The way the provider works is a good point of evaluation and must be agreed with the Startup Company to avoid the process as the next collaboration's problem.



Identify a Service Level Agreement on each Service


Startup and Service providers should agree on both parties on how they're allocating or delivering services request.
A Startup Company should create milestones that bases the professional relation. Milestones are business objectives that potentially influences the ROI of the Startup Company, and Servicing company should base their SLA depending on the milestones objective.


A SLA identifies an interaction model where parties agrees to implement something that is really valuable; this creates a conversational and honest model where things go in the same direction and both.
The parties are focused on the goal.
Without a SLA, a Startup Company is shifting to an investment protection system paradigm where energy are spent to avoid money loss. Without a SLA, a Service Provider focuses on service's accountability instead of service providing.
The more the Service Level is the more is the price for it. This simple rule can be extended in: the more on the service level of what is really indispensable the more a company can pay for it.


Easiness is not simpleness

A 2.0 application is a big mash up of Services around the network; in the 1.0 culture there is the idea of System Integrator that is responsible solely to do a kind of component integration.
Meanwhile in the 2.0 culture the idea of system integrator is hidden by the idea that services are available on standard protocol and then easy to integrate because it's just a javascript call or a bunch of ruby on rails lines.

The complexity of integration in 2.0 is the same of the 1.0, every integrated platform must be reliable, must work and have custom development associated.

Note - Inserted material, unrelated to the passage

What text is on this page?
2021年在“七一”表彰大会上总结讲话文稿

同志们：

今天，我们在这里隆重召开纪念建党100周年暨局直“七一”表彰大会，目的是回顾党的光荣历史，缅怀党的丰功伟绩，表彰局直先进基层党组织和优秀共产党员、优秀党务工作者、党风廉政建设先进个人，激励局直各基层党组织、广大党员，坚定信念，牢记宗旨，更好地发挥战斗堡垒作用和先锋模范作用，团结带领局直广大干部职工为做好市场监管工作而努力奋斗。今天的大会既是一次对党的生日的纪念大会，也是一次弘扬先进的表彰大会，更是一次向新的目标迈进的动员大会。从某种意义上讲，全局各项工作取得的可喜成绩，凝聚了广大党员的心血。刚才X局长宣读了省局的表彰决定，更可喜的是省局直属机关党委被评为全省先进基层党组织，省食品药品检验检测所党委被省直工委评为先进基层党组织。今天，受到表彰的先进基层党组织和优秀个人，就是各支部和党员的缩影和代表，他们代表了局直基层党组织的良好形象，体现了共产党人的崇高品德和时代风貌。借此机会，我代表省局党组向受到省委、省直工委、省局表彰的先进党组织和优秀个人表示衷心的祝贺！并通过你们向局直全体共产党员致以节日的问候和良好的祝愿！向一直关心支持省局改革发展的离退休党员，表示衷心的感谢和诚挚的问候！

The big difference from 2.0 and 1.0 is that 2.0 integration is through services starting from the presentation tier, while in the 1.0 everything is hidden in the integration tier.

A 2.0 approach is to make the user interaction easier by leveraging on all the available technology: that's really complex and require great skill and good professionalism.


Re-DO to DO approach: talk and listen together

2.0 culture is pioneering, and fresh ideas are often not clear to be written as a strict requisite. It's easy to misunderstand what the customer is explaining and what the Service Provider is understanding.
Small iterations and a continuous conversational approach must be established to achieve the same goal. Customer and Service Provider have to thing that the counterparts are producing value day by day discovering things that are still unknown.

A 1.0 approach drives the customer to outline all the requirements predicting what will be, and in the most cases failing in some aspects. Failing means: redo the same thing. Consequences of the "redoing mindset" will be unable to launch the Startup's Services at each milestone. Redoing several times, breaks trustiness and team happiness.

A 2.0 approach is based on continuous improvement on things and from the failing paradigm moves to the Learning paradigm. Continuous improvement switch the mindset from stable services to perpetual beta services.


Conclusions

These are some of the things I've found from a first retrospective with all the involved players in my experience from the Provider Company. I'm sure this is only a starting point for the 2.0 anti pattern catalog and more will come from the experience.